Hi Everyone,
I’m curious, would people mind sharing what approaches they took, what worked and what didn’t? I’m writing a chapter of my dissertation on the competition so I’m very curious to know what ended up being successful, especially for teams in the top 100 or so.
Roughly speaking, we built a shallow 4-layer CNN on MODIS imagery using the Azure storage, built a 6-layer CNN on Sentinel 2 “VV” band using google earth engine, and aggregated their predictions with a linear model along with a couple day of year dummies. We got very little lift from the Sentinel CNN, and the majority of our performance was from MODIS (although we might have had data quality issues with Sentinel from GEE). We tried more complicated things like random forest aggregators, and were able to get a performance of roughly 10.0 just using fuzzed coordinates in the random forest.

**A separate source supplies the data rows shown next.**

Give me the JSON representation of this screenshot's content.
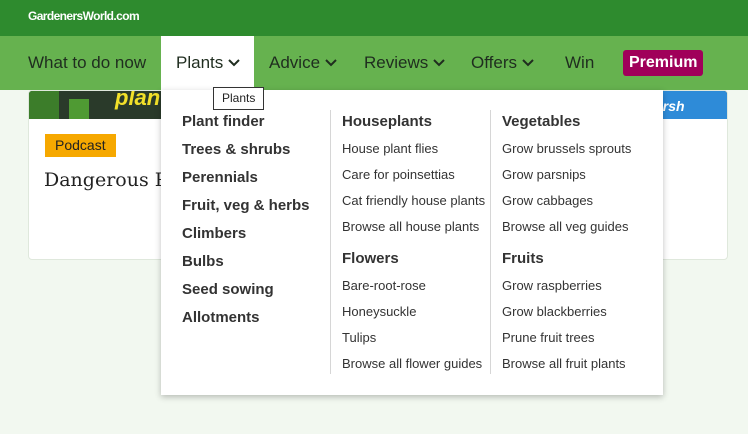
{
  "site": {
    "logo": "GardenersWorld.com"
  },
  "nav": {
    "items": [
      {
        "label": "What to do now"
      },
      {
        "label": "Plants"
      },
      {
        "label": "Advice"
      },
      {
        "label": "Reviews"
      },
      {
        "label": "Offers"
      },
      {
        "label": "Win"
      }
    ],
    "premium": "Premium"
  },
  "tooltip": "Plants",
  "card": {
    "image_text_left": "plan",
    "image_text_right": "arsh",
    "badge": "Podcast",
    "title": "Dangerous Pl"
  },
  "dropdown": {
    "main_links": [
      "Plant finder",
      "Trees & shrubs",
      "Perennials",
      "Fruit, veg & herbs",
      "Climbers",
      "Bulbs",
      "Seed sowing",
      "Allotments"
    ],
    "houseplants": {
      "title": "Houseplants",
      "links": [
        "House plant flies",
        "Care for poinsettias",
        "Cat friendly house plants",
        "Browse all house plants"
      ]
    },
    "flowers": {
      "title": "Flowers",
      "links": [
        "Bare-root-rose",
        "Honeysuckle",
        "Tulips",
        "Browse all flower guides"
      ]
    },
    "vegetables": {
      "title": "Vegetables",
      "links": [
        "Grow brussels sprouts",
        "Grow parsnips",
        "Grow cabbages",
        "Browse all veg guides"
      ]
    },
    "fruits": {
      "title": "Fruits",
      "links": [
        "Grow raspberries",
        "Grow blackberries",
        "Prune fruit trees",
        "Browse all fruit plants"
      ]
    }
  },
  "colors": {
    "topbar": "#2e8b2e",
    "nav": "#66b24f",
    "premium": "#a0005a",
    "badge": "#f6a800"
  }
}
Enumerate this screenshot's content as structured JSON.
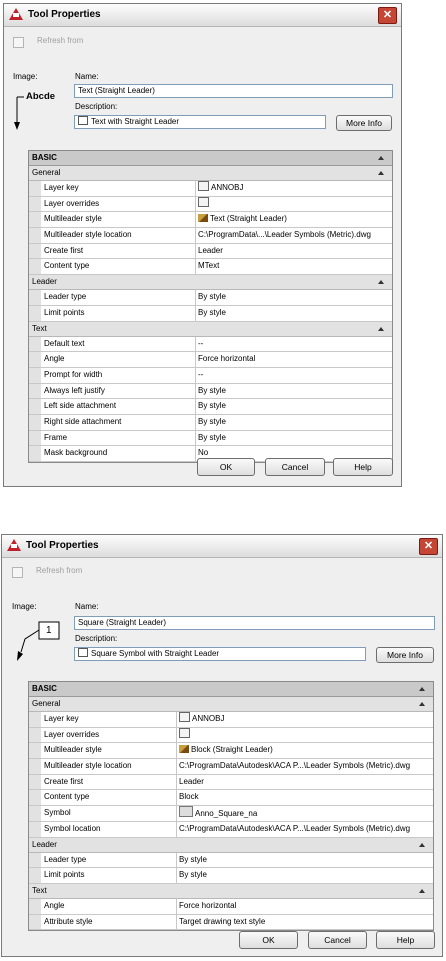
{
  "colors": {
    "close": "#c64635",
    "icon": "#c0202a",
    "grid_header": "#c9c9c9",
    "category": "#e2e2e2"
  },
  "dialog1": {
    "title": "Tool Properties",
    "close_glyph": "✕",
    "refresh_from": "Refresh from",
    "image_label": "Image:",
    "name_label": "Name:",
    "name_value": "Text (Straight Leader)",
    "description_label": "Description:",
    "description_value": "Text with Straight Leader",
    "more_info": "More Info",
    "preview_text": "Abcde",
    "basic": "BASIC",
    "categories": [
      {
        "name": "General",
        "rows": [
          {
            "label": "Layer key",
            "value": "ANNOBJ",
            "icon": "layer-icon"
          },
          {
            "label": "Layer overrides",
            "value": "",
            "icon": "layer-icon"
          },
          {
            "label": "Multileader style",
            "value": "Text (Straight Leader)",
            "icon": "pen-icon"
          },
          {
            "label": "Multileader style location",
            "value": "C:\\ProgramData\\...\\Leader Symbols (Metric).dwg",
            "icon": ""
          },
          {
            "label": "Create first",
            "value": "Leader",
            "icon": ""
          },
          {
            "label": "Content type",
            "value": "MText",
            "icon": ""
          }
        ]
      },
      {
        "name": "Leader",
        "rows": [
          {
            "label": "Leader type",
            "value": "By style",
            "icon": ""
          },
          {
            "label": "Limit points",
            "value": "By style",
            "icon": ""
          }
        ]
      },
      {
        "name": "Text",
        "rows": [
          {
            "label": "Default text",
            "value": "--",
            "icon": ""
          },
          {
            "label": "Angle",
            "value": "Force horizontal",
            "icon": ""
          },
          {
            "label": "Prompt for width",
            "value": "--",
            "icon": ""
          },
          {
            "label": "Always left justify",
            "value": "By style",
            "icon": ""
          },
          {
            "label": "Left side attachment",
            "value": "By style",
            "icon": ""
          },
          {
            "label": "Right side attachment",
            "value": "By style",
            "icon": ""
          },
          {
            "label": "Frame",
            "value": "By style",
            "icon": ""
          },
          {
            "label": "Mask background",
            "value": "No",
            "icon": ""
          }
        ]
      }
    ],
    "ok": "OK",
    "cancel": "Cancel",
    "help": "Help"
  },
  "dialog2": {
    "title": "Tool Properties",
    "close_glyph": "✕",
    "refresh_from": "Refresh from",
    "image_label": "Image:",
    "name_label": "Name:",
    "name_value": "Square (Straight Leader)",
    "description_label": "Description:",
    "description_value": "Square Symbol with Straight Leader",
    "more_info": "More Info",
    "preview_text": "1",
    "basic": "BASIC",
    "categories": [
      {
        "name": "General",
        "rows": [
          {
            "label": "Layer key",
            "value": "ANNOBJ",
            "icon": "layer-icon"
          },
          {
            "label": "Layer overrides",
            "value": "",
            "icon": "layer-icon"
          },
          {
            "label": "Multileader style",
            "value": "Block (Straight Leader)",
            "icon": "pen-icon"
          },
          {
            "label": "Multileader style location",
            "value": "C:\\ProgramData\\Autodesk\\ACA P...\\Leader Symbols (Metric).dwg",
            "icon": ""
          },
          {
            "label": "Create first",
            "value": "Leader",
            "icon": ""
          },
          {
            "label": "Content type",
            "value": "Block",
            "icon": ""
          },
          {
            "label": "Symbol",
            "value": "Anno_Square_na",
            "icon": "block-icon"
          },
          {
            "label": "Symbol location",
            "value": "C:\\ProgramData\\Autodesk\\ACA P...\\Leader Symbols (Metric).dwg",
            "icon": ""
          }
        ]
      },
      {
        "name": "Leader",
        "rows": [
          {
            "label": "Leader type",
            "value": "By style",
            "icon": ""
          },
          {
            "label": "Limit points",
            "value": "By style",
            "icon": ""
          }
        ]
      },
      {
        "name": "Text",
        "rows": [
          {
            "label": "Angle",
            "value": "Force horizontal",
            "icon": ""
          },
          {
            "label": "Attribute style",
            "value": "Target drawing text style",
            "icon": ""
          }
        ]
      }
    ],
    "ok": "OK",
    "cancel": "Cancel",
    "help": "Help"
  }
}
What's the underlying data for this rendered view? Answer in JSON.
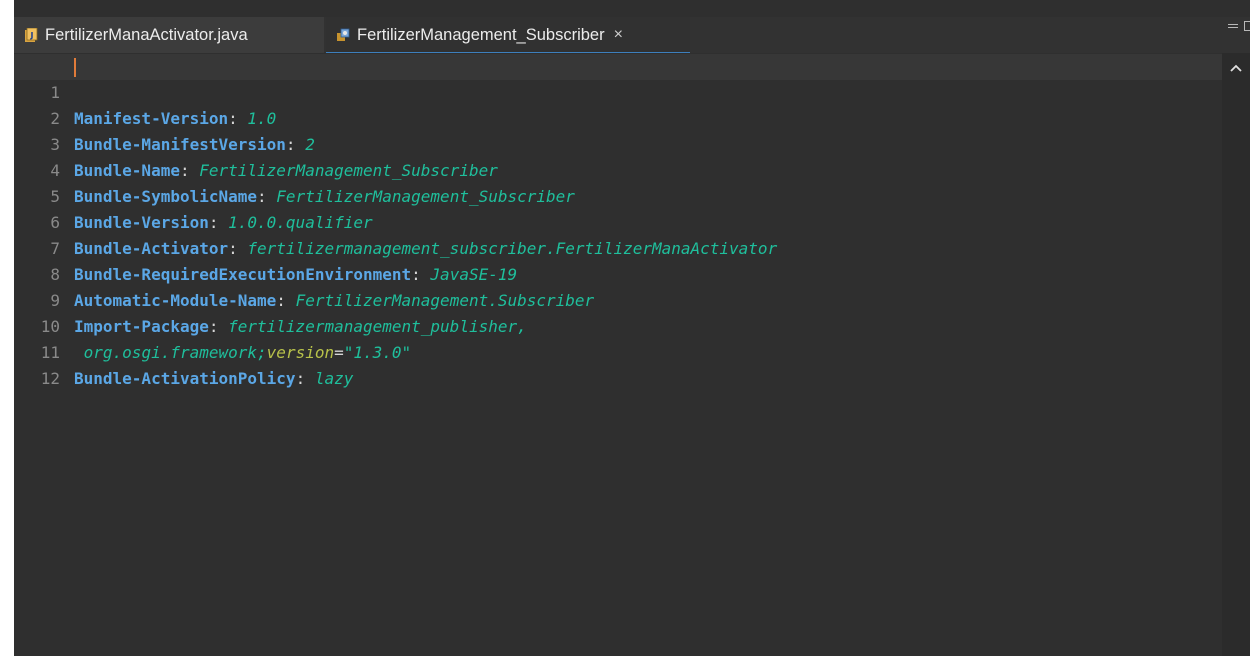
{
  "tabs": [
    {
      "label": "FertilizerManaActivator.java",
      "icon": "java-file-icon"
    },
    {
      "label": "FertilizerManagement_Subscriber",
      "icon": "plugin-manifest-icon",
      "close": "×"
    }
  ],
  "lines": [
    {
      "n": "1",
      "key": "Manifest-Version",
      "sep": ": ",
      "val": "1.0"
    },
    {
      "n": "2",
      "key": "Bundle-ManifestVersion",
      "sep": ": ",
      "val": "2"
    },
    {
      "n": "3",
      "key": "Bundle-Name",
      "sep": ": ",
      "val": "FertilizerManagement_Subscriber"
    },
    {
      "n": "4",
      "key": "Bundle-SymbolicName",
      "sep": ": ",
      "val": "FertilizerManagement_Subscriber"
    },
    {
      "n": "5",
      "key": "Bundle-Version",
      "sep": ": ",
      "val": "1.0.0.qualifier"
    },
    {
      "n": "6",
      "key": "Bundle-Activator",
      "sep": ": ",
      "val": "fertilizermanagement_subscriber.FertilizerManaActivator"
    },
    {
      "n": "7",
      "key": "Bundle-RequiredExecutionEnvironment",
      "sep": ": ",
      "val": "JavaSE-19"
    },
    {
      "n": "8",
      "key": "Automatic-Module-Name",
      "sep": ": ",
      "val": "FertilizerManagement.Subscriber"
    },
    {
      "n": "9",
      "key": "Import-Package",
      "sep": ": ",
      "val": "fertilizermanagement_publisher,"
    },
    {
      "n": "10",
      "indent": " ",
      "val1": "org.osgi.framework;",
      "attr": "version",
      "eq": "=",
      "val2": "\"1.3.0\""
    },
    {
      "n": "11",
      "key": "Bundle-ActivationPolicy",
      "sep": ": ",
      "val": "lazy"
    },
    {
      "n": "12"
    }
  ]
}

We had a hard time getting any extra performance from using weather variables or the digital elevation model, which was a surprise to me, but perhaps we could have done that better. We did a significant amount of hand-tuning that probably explains most of our drop from 10.0 - ~8.0, with the sentinel CNN getting us the rest of the way there. Lastly, we did not control for cloud cover or aggregate over time to improve image quality in MODIS as we ran out of time.
Generally we were frustrated by how much time went into preprocessing, and how building the pipeline absorbed much of the effort we would have put into optimizing additional datasets, but I suppose that’s just part of being an applied ML practitioner.
I’ve made my team’s repository public so anybody can look if they would like at this link: GitHub - M-Harrington/SnowComp: Competition for Bureau of Reclamation's SWE competition. Please pardon the mess there, we started the competition a month late so there was a fair bit of rush to finish!
Thanks!
Matt
PS: if you’d like to keep secret some of your methods, that’s totally understandable, but anything you can share would be super helpful!